Never have I felt so badly between the exam and the voting. NEVER..... I..just..felt...like.....
But it turned out well anyway!? I have no idea how. I seriously thought they might have thought I was a retard who knew nothing about the things spoke of. Funny feeling though.
When I got the question I was blank. God is big. Islam and Christianity. I felt. Fucked.
I recall saying that exact word a couple of times during the preparation time. Only once have I said that word during such a time. Last year when I was getting ready for media class.
Thunder is in the air. You can smell it. The pressure at its highest, black clouds in the air and the humidity reaching high levels.
Is this a sign that a storm is coming? Who knows. Maybe one should go to sleep and dream. Dream of things which will turn out to be nightmares. At least they did last night.

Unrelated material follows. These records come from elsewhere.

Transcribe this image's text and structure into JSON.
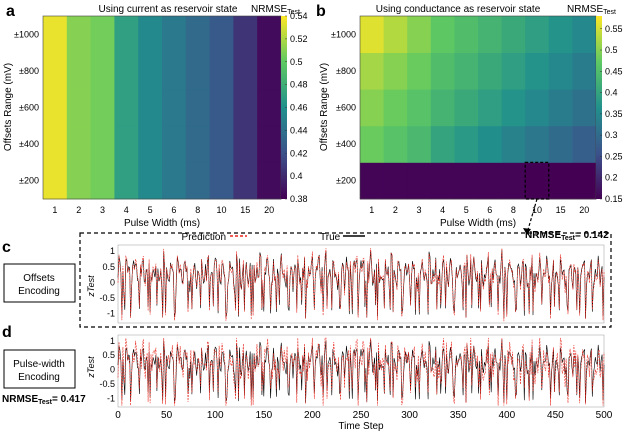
{
  "panel_letters": [
    "a",
    "b",
    "c",
    "d"
  ],
  "heatmap_x_categories": [
    "1",
    "2",
    "3",
    "4",
    "5",
    "6",
    "8",
    "10",
    "15",
    "20"
  ],
  "heatmap_y_categories": [
    "±200",
    "±400",
    "±600",
    "±800",
    "±1000"
  ],
  "heatmap_xlabel": "Pulse Width (ms)",
  "heatmap_ylabel": "Offsets Range (mV)",
  "colorbar_label_main": "NRMSE",
  "colorbar_label_sub": "Test",
  "colors": {
    "viridis": [
      "#440154",
      "#3b528b",
      "#21918c",
      "#5ec962",
      "#fde725"
    ],
    "prediction": "#e8281e",
    "true": "#000000",
    "highlight": "#000000"
  },
  "chart_data": [
    {
      "type": "heatmap",
      "panel": "a",
      "title": "Using current as reservoir state",
      "x": [
        "1",
        "2",
        "3",
        "4",
        "5",
        "6",
        "8",
        "10",
        "15",
        "20"
      ],
      "y": [
        "±200",
        "±400",
        "±600",
        "±800",
        "±1000"
      ],
      "values": [
        [
          0.535,
          0.51,
          0.505,
          0.47,
          0.455,
          0.445,
          0.435,
          0.425,
          0.405,
          0.385
        ],
        [
          0.535,
          0.51,
          0.505,
          0.47,
          0.455,
          0.445,
          0.435,
          0.425,
          0.405,
          0.385
        ],
        [
          0.535,
          0.51,
          0.505,
          0.47,
          0.455,
          0.445,
          0.435,
          0.425,
          0.405,
          0.385
        ],
        [
          0.535,
          0.51,
          0.505,
          0.47,
          0.455,
          0.445,
          0.435,
          0.425,
          0.405,
          0.385
        ],
        [
          0.535,
          0.51,
          0.505,
          0.47,
          0.455,
          0.445,
          0.435,
          0.425,
          0.405,
          0.385
        ]
      ],
      "clim": [
        0.38,
        0.54
      ],
      "colorbar_ticks": [
        "0.54",
        "0.52",
        "0.5",
        "0.48",
        "0.46",
        "0.44",
        "0.42",
        "0.4",
        "0.38"
      ],
      "xlabel": "Pulse Width (ms)",
      "ylabel": "Offsets Range (mV)"
    },
    {
      "type": "heatmap",
      "panel": "b",
      "title": "Using conductance as reservoir state",
      "x": [
        "1",
        "2",
        "3",
        "4",
        "5",
        "6",
        "8",
        "10",
        "15",
        "20"
      ],
      "y": [
        "±200",
        "±400",
        "±600",
        "±800",
        "±1000"
      ],
      "values": [
        [
          0.155,
          0.155,
          0.155,
          0.155,
          0.155,
          0.155,
          0.155,
          0.142,
          0.15,
          0.145
        ],
        [
          0.48,
          0.46,
          0.44,
          0.4,
          0.38,
          0.36,
          0.34,
          0.32,
          0.3,
          0.28
        ],
        [
          0.5,
          0.48,
          0.46,
          0.43,
          0.41,
          0.39,
          0.37,
          0.35,
          0.33,
          0.31
        ],
        [
          0.52,
          0.5,
          0.48,
          0.45,
          0.43,
          0.41,
          0.39,
          0.37,
          0.35,
          0.33
        ],
        [
          0.56,
          0.53,
          0.5,
          0.47,
          0.45,
          0.43,
          0.41,
          0.39,
          0.37,
          0.35
        ]
      ],
      "clim": [
        0.15,
        0.58
      ],
      "colorbar_ticks": [
        "0.55",
        "0.5",
        "0.45",
        "0.4",
        "0.35",
        "0.3",
        "0.25",
        "0.2",
        "0.15"
      ],
      "highlight": {
        "x": "10",
        "y": "±200",
        "nrmse": "0.142"
      },
      "xlabel": "Pulse Width (ms)",
      "ylabel": "Offsets Range (mV)"
    },
    {
      "type": "line",
      "panel": "c",
      "label_line1": "Offsets",
      "label_line2": "Encoding",
      "ylabel": "zTest",
      "yticks": [
        "1",
        "0.5",
        "0",
        "-0.5",
        "-1"
      ],
      "ylim": [
        -1.3,
        1.2
      ],
      "xlim": [
        0,
        500
      ],
      "legend": [
        "Prediction",
        "True"
      ],
      "nrmse_text": "NRMSE",
      "nrmse_sub": "Test",
      "nrmse_value": "= 0.142"
    },
    {
      "type": "line",
      "panel": "d",
      "label_line1": "Pulse-width",
      "label_line2": "Encoding",
      "ylabel": "zTest",
      "yticks": [
        "1",
        "0.5",
        "0",
        "-0.5",
        "-1"
      ],
      "ylim": [
        -1.3,
        1.2
      ],
      "xlim": [
        0,
        500
      ],
      "xticks": [
        "0",
        "50",
        "100",
        "150",
        "200",
        "250",
        "300",
        "350",
        "400",
        "450",
        "500"
      ],
      "xlabel": "Time Step",
      "nrmse_text": "NRMSE",
      "nrmse_sub": "Test",
      "nrmse_value": "= 0.417"
    }
  ]
}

The dream about exams and then suddenly being in a place where none is a familiar face. Room suddenly emptying. I follow some stranger. We get to the same point twice and two times I am not fast enough. The person tells me so and suddenly a dude in black hoodie shoots something at me. Syringe-shaped vivid colored. I am down. Blackout.
Completely alone at a strange and unfamiliar place. Walking. Then he shows up and starts aiming at me. I run. Every time I look back he is there pointing, aiming, trying to shoot me down.